Vatandaşların acillere akın etmesi nedeniyle hastanın hekime ulaşmasının da zorlaştığını kaydeden Prof. Dr. Özlem Yiğit, aslında acil durum olmadığı halde randevu bulamadığı ya da işinden izin alamadığı için birçok insanın da acil servislere başvurduğunu ifade etti. Prof. Dr. Özlem Yiğit, “Acillerin değişimine kalabalık sorunu özelinden bakarsak, kalabalık olması hastanın tabibe ulaşmasını zorlaştıran bir faktör. Bu kalabalığın içinde, durumu acil olan ve tedaviye ulaşması gereken beşerler var. Bunun dışında acili bypass yeri olarak kullanan, “İzin alamadım, başka polikliniğe gidemedim, aslında acil değilim ama burada işimi halledeyim” diyen bir popülasyon da var. O hastaların ortasında bizim gerçek acil olan hastalarımıza ulaşmamız zorlaşıyor. Doktorun yorgunluğu, kalabalığın içinde nitekim muhtaçlığı olan hastaya gereğince itina gösterilememesi, maalesef şahısların ziyan görmesine yol açıyor ve toplum sıhhatini tehdit eden bir duruma dönüşüyor” şeklinde konuştu.
“Nüfusumuz yaşlanmaya başladı”
Türkiye nüfusunun demografik yapısının değişmeye başladığını da sözlerine ekleyen Prof. Dr. Özlem Yiğit, şöyle devam etti: “Nüfusumuz yaşlanmaya başladı. Yaşlılar daha kırılgan, onlarla ilgili sorunlarımız daha çeşitli, genç hastalarda gördüğümüz sorunların farklı versiyonlarını görüyoruz ve bunları da uygun vakitte uygun biçimde değerlendiremezsek maalesef atlama riski taşıyoruz.”
Yoğunluğun ve ağır çalışma şartlarının önüne geçebilmek için çözüm önerilerinde bulunan Prof. Dr.
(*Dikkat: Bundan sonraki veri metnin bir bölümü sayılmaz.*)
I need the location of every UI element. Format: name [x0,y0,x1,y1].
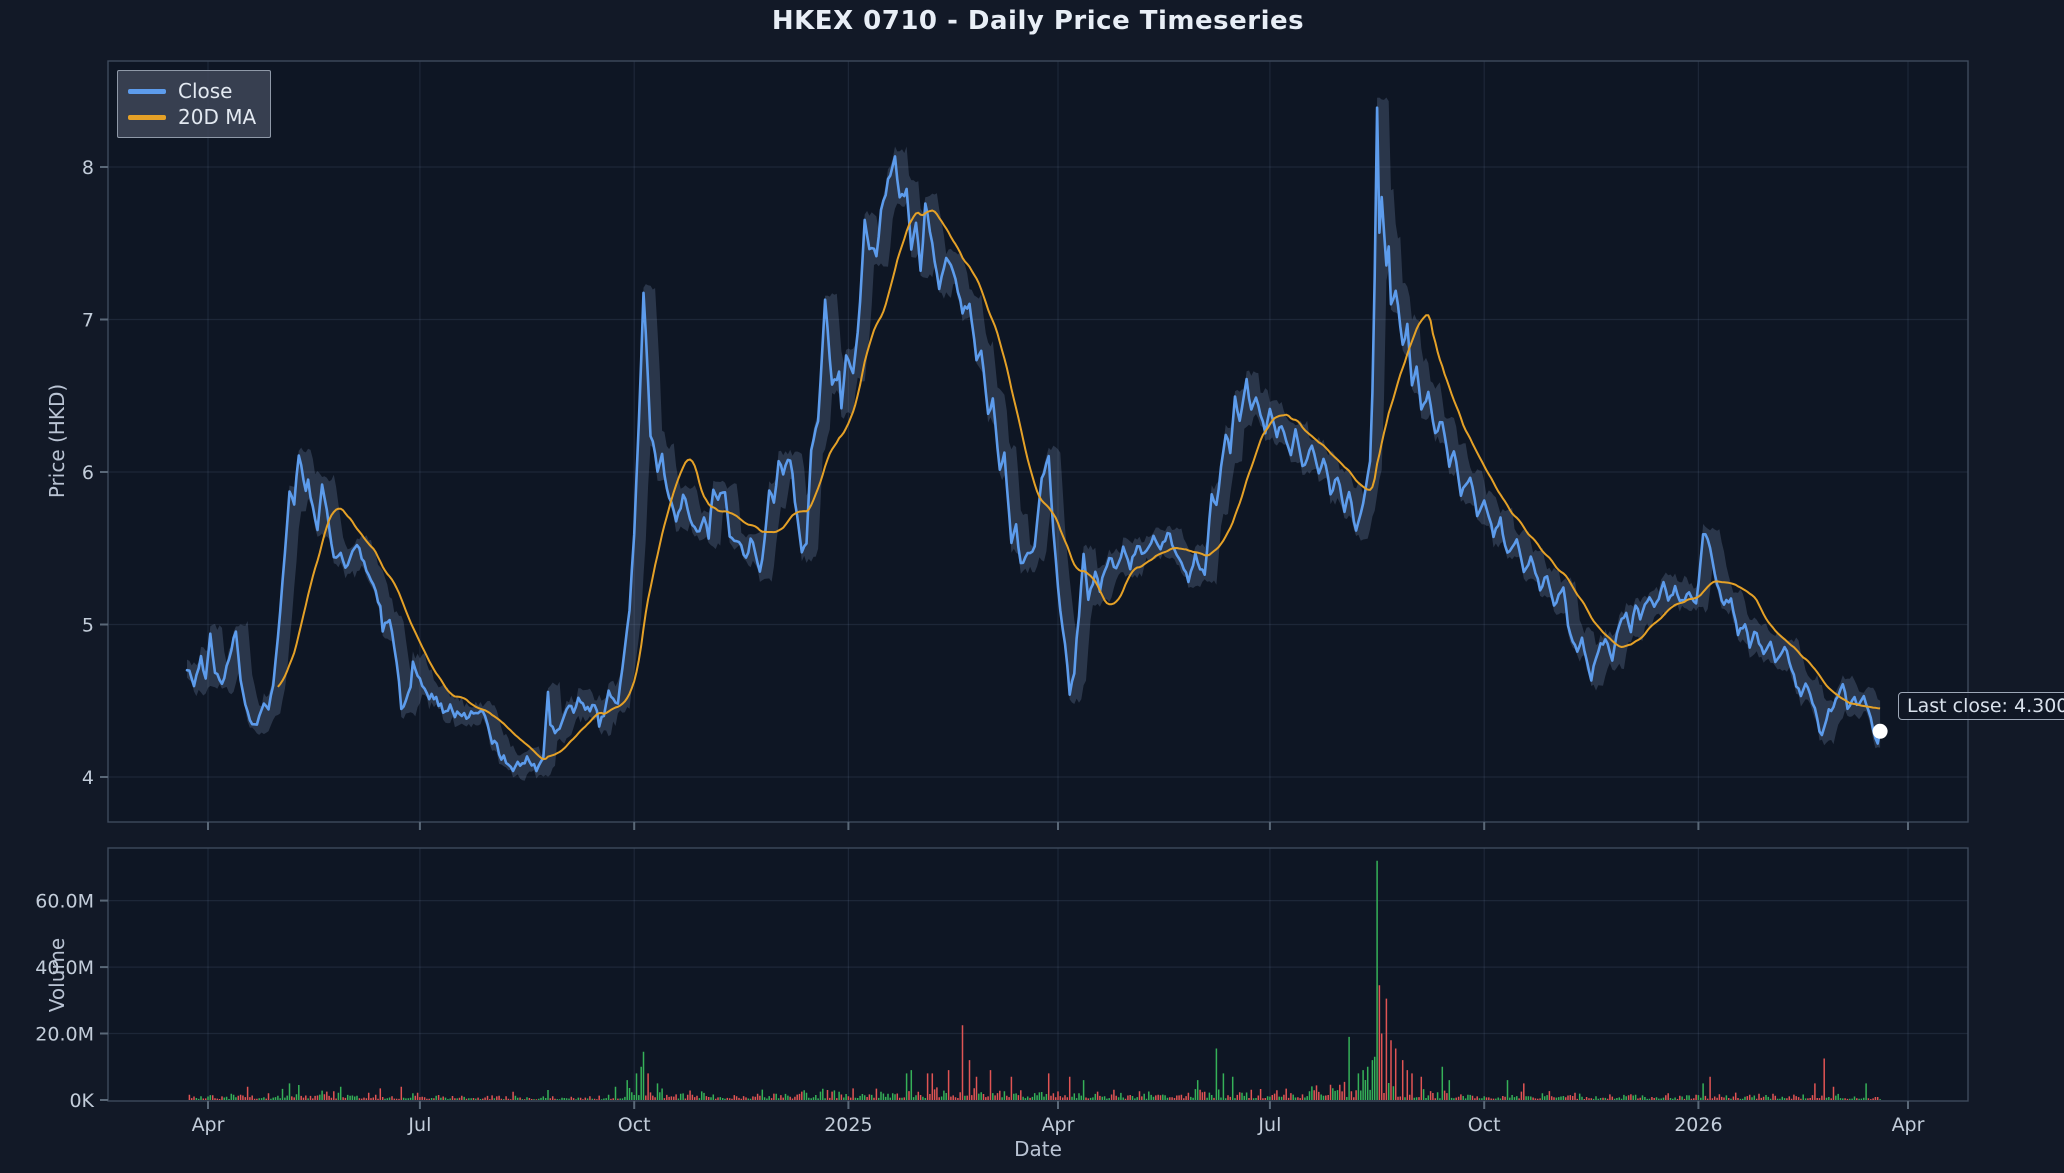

Özlem Yiğit, konuşmasını şu şekilde tamamladı: “Ne yapabiliriz kısmında teklifler çok lakin uygulama için herkesin efor göstermesi gerekli. Öncelikle, birinci basamağın güçlendirilmesi çok güzel bir adım olabilir. Kronik meselelerin takibi, hastanın tabibe ulaşması gerektiğinde ulaşabileceği birinci basamağın kolaylaştırılması ve aktifleştirilmesi acile olan gereksiz müracaatları azaltabilir. Kronik hastalıkların daha makûs sıkıntılar haline gelmeden evvel çözülmesi, kırılgan dediğimiz popülasyonların ziyan görmesini önleyebilir. Tekrar acillerde uygulanacak triyaj sistemleri, dünyanın birçok ülkesinde ve ülkemizde de kullanılan ‘gerçek acil hastayı ilk değerlendirmede tanıyıp onu daha önce içeriye alma’ prensibiyle çalışan algoritmalar aktif bir biçimde faaliyete geçerse hastalar için de biz tabipler için de uygun ve daha inançlı bir hasta bakım hizmeti mümkün olabilir.”